Télétravail, bonne ou mauvaise idée?

«Cela dépend pour qui, déclare Valérie Camos, professeure au Département de psychologie de l’Université de Fribourg. Il faut une grande capacité de contrôle attentionnel et nous ne sommes pas toutes et tous égaux à ce niveau-là.» Au bureau ou chez soi, l’idéal est d’abord un environnement serein et sans trop de distractions.

Mais télétravailler demande une grande discipline: il faut faire un saut attentionnel sur son travail de manière volontaire, sans que l’attention ne saute constamment ailleurs, vers la machine à café ou la télévision. En se rendant sur un lieu de travail, l’environnement (bureau, collègues, etc.) envoie de nombreux signaux au cerveau qui le préparent à mettre l’attention sur le travail. «A la maison, les signaux extérieurs sont à contre-courant du travail. Il faut donc trouver des incitations et des signaux internes qui nous poussent à travailler, ce qui est plus dur.»


La motivation, essentielle pour y arriver

Pour favoriser et maintenir l’attention au cours d’une tâche, qu’elle soit intellectuelle ou non (ranger sa chambre, faire du sport, etc.), il est important de connaître son objectif, de savoir comment le réaliser et pourquoi, d’attribuer une durée à la tâche et, surtout, d’avoir de la motivation.

Pour la doper, on peut se fixer de petites récompenses à l’issue de la tâche, comme prendre une pause, un café, etc. «Les récompenses captent notre attention, c’est une loi comportementale que nous partageons avec les animaux, explique Nader Perroud, médecin adjoint et responsable de l’unité du trouble de la régulation émotionnelle des Hôpitaux universitaires de Genève (HUG).

Ce mécanisme est largement exploité par les smartphones. Un jeu, un nouveau message ou une personne qui publie un post sur les réseaux sociaux activent notre système de récompense dans le cerveau et donc captent notre attention.» Pour motiver les enfants, on peut les récompenser avec un sticker ou simplement les féliciter et les prendre dans les bras lors d’une réussite, par exemple.


Cultiver l’ici et maintenant

Comment récupérer notre attention, affaiblie par le bombardement d’informations qui nous entoure? «Il faut la ramener à faire une seule chose à la fois, explique Valérie Camos. Mais avant cela, nous devons d’abord prendre conscience que notre attention est sans cesse capturée, car c’est un processus que nous avons intégré.»
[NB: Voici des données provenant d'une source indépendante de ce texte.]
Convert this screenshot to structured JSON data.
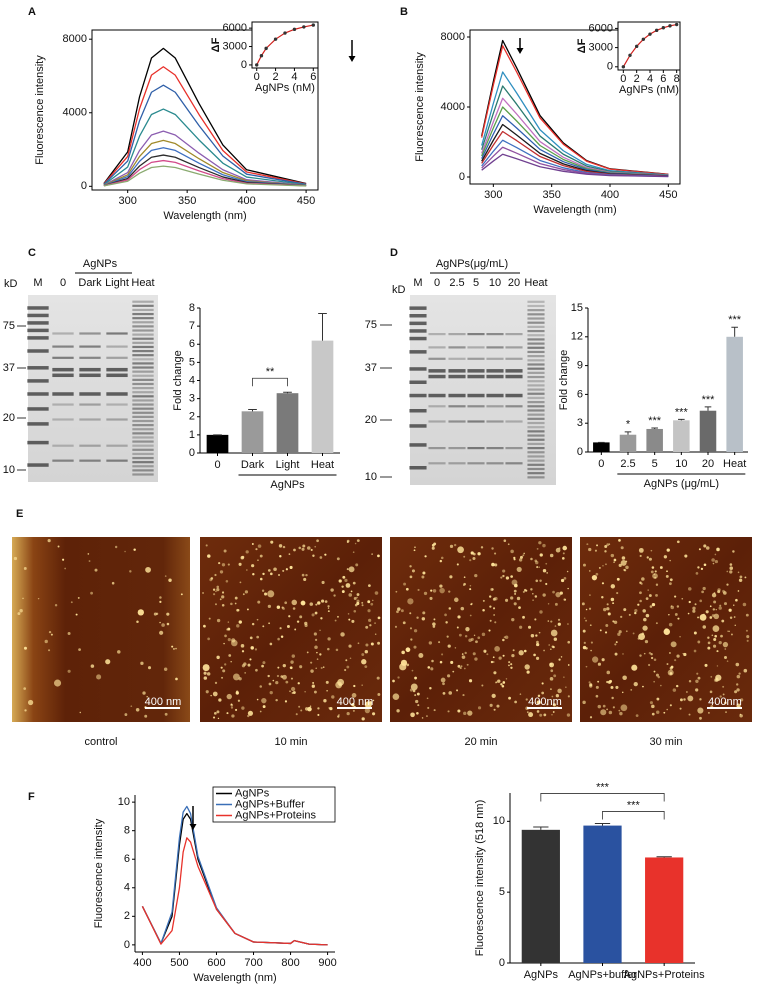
{
  "panel_letters": [
    "A",
    "B",
    "C",
    "D",
    "E",
    "F"
  ],
  "gels": [
    {
      "unit": "kD",
      "markers": [
        "75",
        "37",
        "20",
        "10"
      ],
      "lanes": [
        "M",
        "0",
        "Dark",
        "Light",
        "Heat"
      ],
      "group": "AgNPs"
    },
    {
      "unit": "kD",
      "markers": [
        "75",
        "37",
        "20",
        "10"
      ],
      "lanes": [
        "M",
        "0",
        "2.5",
        "5",
        "10",
        "20",
        "Heat"
      ],
      "group": "AgNPs(μg/mL)"
    }
  ],
  "afm": {
    "labels": [
      "control",
      "10 min",
      "20 min",
      "30 min"
    ],
    "scale_bars": [
      "400 nm",
      "400 nm",
      "400nm",
      "400nm"
    ]
  },
  "chart_data": [
    {
      "type": "line",
      "frame": true,
      "xlabel": "Wavelength (nm)",
      "ylabel": "Fluorescence intensity",
      "x": [
        280,
        300,
        310,
        320,
        330,
        340,
        360,
        380,
        400,
        450
      ],
      "xlim": [
        270,
        460
      ],
      "xticks": [
        300,
        350,
        400,
        450
      ],
      "ylim": [
        -200,
        8500
      ],
      "yticks": [
        0,
        4000,
        8000
      ],
      "series": [
        {
          "color": "#000000",
          "values": [
            150,
            1875,
            4875,
            6975,
            7500,
            6975,
            4500,
            2250,
            900,
            150
          ]
        },
        {
          "color": "#e8302a",
          "values": [
            130,
            1625,
            4225,
            6045,
            6500,
            6045,
            3900,
            1950,
            780,
            130
          ]
        },
        {
          "color": "#2f5fa8",
          "values": [
            110,
            1375,
            3575,
            5115,
            5500,
            5115,
            3300,
            1650,
            660,
            110
          ]
        },
        {
          "color": "#2a8a8f",
          "values": [
            84,
            1050,
            2730,
            3906,
            4200,
            3906,
            2520,
            1260,
            504,
            84
          ]
        },
        {
          "color": "#8b5db0",
          "values": [
            60,
            750,
            1950,
            2790,
            3000,
            2790,
            1800,
            900,
            360,
            60
          ]
        },
        {
          "color": "#a08a2a",
          "values": [
            50,
            625,
            1625,
            2325,
            2500,
            2325,
            1500,
            750,
            300,
            50
          ]
        },
        {
          "color": "#3d6fc0",
          "values": [
            42,
            525,
            1365,
            1953,
            2100,
            1953,
            1260,
            630,
            252,
            42
          ]
        },
        {
          "color": "#2b2b2b",
          "values": [
            34,
            425,
            1105,
            1581,
            1700,
            1581,
            1020,
            510,
            204,
            34
          ]
        },
        {
          "color": "#d24a8a",
          "values": [
            28,
            350,
            910,
            1302,
            1400,
            1302,
            840,
            420,
            168,
            28
          ]
        },
        {
          "color": "#8aaa70",
          "values": [
            22,
            275,
            715,
            1023,
            1100,
            1023,
            660,
            330,
            132,
            22
          ]
        }
      ]
    },
    {
      "type": "scatter",
      "frame": true,
      "xlabel": "AgNPs (nM)",
      "ylabel": "ΔF",
      "x": [
        0,
        0.5,
        1,
        2,
        3,
        4,
        5,
        6
      ],
      "xlim": [
        -0.5,
        6.5
      ],
      "xticks": [
        0,
        2,
        4,
        6
      ],
      "ylim": [
        -500,
        7000
      ],
      "yticks": [
        0,
        3000,
        6000
      ],
      "series": [
        {
          "color": "#d0201c",
          "marker_color": "#333333",
          "values": [
            0,
            1500,
            2700,
            4200,
            5200,
            5800,
            6200,
            6500
          ]
        }
      ]
    },
    {
      "type": "line",
      "frame": true,
      "xlabel": "Wavelength (nm)",
      "ylabel": "Fluorescence intensity",
      "x": [
        290,
        300,
        308,
        320,
        340,
        360,
        380,
        400,
        450
      ],
      "xlim": [
        280,
        460
      ],
      "xticks": [
        300,
        350,
        400,
        450
      ],
      "ylim": [
        -400,
        8400
      ],
      "yticks": [
        0,
        4000,
        8000
      ],
      "series": [
        {
          "color": "#000000",
          "values": [
            2340,
            5460,
            7800,
            6240,
            3510,
            1950,
            936,
            468,
            156
          ]
        },
        {
          "color": "#e8302a",
          "values": [
            2250,
            5250,
            7500,
            6000,
            3375,
            1875,
            900,
            450,
            150
          ]
        },
        {
          "color": "#2f8fc0",
          "values": [
            1800,
            4200,
            6000,
            4800,
            2700,
            1500,
            720,
            360,
            120
          ]
        },
        {
          "color": "#2a7a6f",
          "values": [
            1560,
            3640,
            5200,
            4160,
            2340,
            1300,
            624,
            312,
            104
          ]
        },
        {
          "color": "#c070c0",
          "values": [
            1350,
            3150,
            4500,
            3600,
            2025,
            1125,
            540,
            270,
            90
          ]
        },
        {
          "color": "#5a9f4a",
          "values": [
            1200,
            2800,
            4000,
            3200,
            1800,
            1000,
            480,
            240,
            80
          ]
        },
        {
          "color": "#3060b0",
          "values": [
            1050,
            2450,
            3500,
            2800,
            1575,
            875,
            420,
            210,
            70
          ]
        },
        {
          "color": "#1a1a1a",
          "values": [
            900,
            2100,
            3000,
            2400,
            1350,
            750,
            360,
            180,
            60
          ]
        },
        {
          "color": "#c03030",
          "values": [
            780,
            1820,
            2600,
            2080,
            1170,
            650,
            312,
            156,
            52
          ]
        },
        {
          "color": "#4070c0",
          "values": [
            630,
            1470,
            2100,
            1680,
            945,
            525,
            252,
            126,
            42
          ]
        },
        {
          "color": "#9050a0",
          "values": [
            510,
            1190,
            1700,
            1360,
            765,
            425,
            204,
            102,
            34
          ]
        },
        {
          "color": "#704090",
          "values": [
            390,
            910,
            1300,
            1040,
            585,
            325,
            156,
            78,
            26
          ]
        }
      ]
    },
    {
      "type": "scatter",
      "frame": true,
      "xlabel": "AgNPs (nM)",
      "ylabel": "ΔF",
      "x": [
        0,
        1,
        2,
        3,
        4,
        5,
        6,
        7,
        8
      ],
      "xlim": [
        -0.8,
        8.5
      ],
      "xticks": [
        0,
        2,
        4,
        6,
        8
      ],
      "ylim": [
        -500,
        7000
      ],
      "yticks": [
        0,
        3000,
        6000
      ],
      "series": [
        {
          "color": "#d0201c",
          "marker_color": "#333333",
          "values": [
            0,
            1800,
            3200,
            4300,
            5100,
            5700,
            6100,
            6400,
            6600
          ]
        }
      ]
    },
    {
      "type": "bar",
      "frame": false,
      "ylabel": "Fold change",
      "group_label": "AgNPs",
      "categories": [
        "0",
        "Dark",
        "Light",
        "Heat"
      ],
      "values": [
        1,
        2.3,
        3.3,
        6.2
      ],
      "errors": [
        0,
        0.1,
        0.05,
        1.5
      ],
      "colors": [
        "#000000",
        "#9a9a9a",
        "#7a7a7a",
        "#c8c8c8"
      ],
      "annotations": [
        "**"
      ],
      "ylim": [
        0,
        8
      ],
      "yticks": [
        0,
        1,
        2,
        3,
        4,
        5,
        6,
        7,
        8
      ]
    },
    {
      "type": "bar",
      "frame": false,
      "ylabel": "Fold change",
      "group_label": "AgNPs (μg/mL)",
      "categories": [
        "0",
        "2.5",
        "5",
        "10",
        "20",
        "Heat"
      ],
      "values": [
        1,
        1.8,
        2.4,
        3.3,
        4.3,
        12
      ],
      "errors": [
        0,
        0.3,
        0.1,
        0.1,
        0.4,
        1
      ],
      "colors": [
        "#000000",
        "#9a9a9a",
        "#8a8a8a",
        "#c4c4c4",
        "#6a6a6a",
        "#b8c0c8"
      ],
      "significance": [
        null,
        "*",
        "***",
        "***",
        "***",
        "***"
      ],
      "ylim": [
        0,
        15
      ],
      "yticks": [
        0,
        3,
        6,
        9,
        12,
        15
      ]
    },
    {
      "type": "line",
      "frame": false,
      "xlabel": "Wavelength (nm)",
      "ylabel": "Fluorescence intensity",
      "legend": "upper right",
      "x": [
        400,
        450,
        480,
        500,
        510,
        520,
        530,
        550,
        600,
        650,
        700,
        800,
        810,
        850,
        900
      ],
      "xlim": [
        380,
        920
      ],
      "xticks": [
        400,
        500,
        600,
        700,
        800,
        900
      ],
      "ylim": [
        -0.5,
        10.5
      ],
      "yticks": [
        0,
        2,
        4,
        6,
        8,
        10
      ],
      "series": [
        {
          "name": "AgNPs",
          "color": "#000000",
          "values": [
            2.7,
            0.1,
            2,
            7,
            8.8,
            9.2,
            8.8,
            6,
            2.5,
            0.8,
            0.2,
            0.1,
            0.3,
            0.05,
            0
          ]
        },
        {
          "name": "AgNPs+Buffer",
          "color": "#3a6fb7",
          "values": [
            2.7,
            0.1,
            2.3,
            7.5,
            9.3,
            9.7,
            9.2,
            6.2,
            2.6,
            0.8,
            0.2,
            0.1,
            0.3,
            0.05,
            0
          ]
        },
        {
          "name": "AgNPs+Proteins",
          "color": "#e8322b",
          "values": [
            2.7,
            0.05,
            1,
            4,
            6.5,
            7.5,
            7.2,
            5.5,
            2.5,
            0.8,
            0.2,
            0.1,
            0.3,
            0.05,
            0
          ]
        }
      ]
    },
    {
      "type": "bar",
      "frame": false,
      "ylabel": "Fluorescence intensity (518 nm)",
      "categories": [
        "AgNPs",
        "AgNPs+buffer",
        "AgNPs+Proteins"
      ],
      "values": [
        9.4,
        9.7,
        7.45
      ],
      "errors": [
        0.2,
        0.15,
        0.05
      ],
      "colors": [
        "#333333",
        "#2a52a0",
        "#e8322b"
      ],
      "annotations": [
        "***",
        "***"
      ],
      "ylim": [
        0,
        12
      ],
      "yticks": [
        0,
        5,
        10
      ]
    }
  ]
}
En prenant du recul sur nos comportements quotidiens, on peut se demander où est notre attention à chaque moment, et si elle fait plusieurs choses en même temps. Par exemple, se réveille-t-on en regardant les réseaux sociaux? Est-ce qu’on marche dans la rue en écrivant des textos, pour ensuite travailler devant un ordinateur en écoutant de la musique, avec de nombreux onglets ouverts (e-mail, chat, etc.)?

Après cette analyse, on peut se questionner sur la pertinence de ces distracteurs et voir lesquels on peut éliminer. «Il est difficile de changer nos habitudes, car on doit réapprendre à notre attention à se focaliser sur une chose et ne plus sauter.» Pour retrouver l’ici et maintenant, on peut commencer par se consacrer pleinement à une seule tâche (lire un livre ou travailler sur un ordinateur) pendant trente minutes au cours de la journée, puis augmenter la durée la semaine d’après, et ainsi de suite.

Plus globalement, un mode de vie sain contribue à maintenir de bonnes capacités attentionnelles: «Il s’agit de contrôler la durée d’exposition aux écrans, surtout le soir, dormir suffisamment et avoir une alimentation équilibrée, résume Nader Perroud. Faire du sport régulièrement améliore aussi l’attention. Bien sûr, cela demande une grande discipline au quotidien, ce qui n’est pas simple dans notre société.»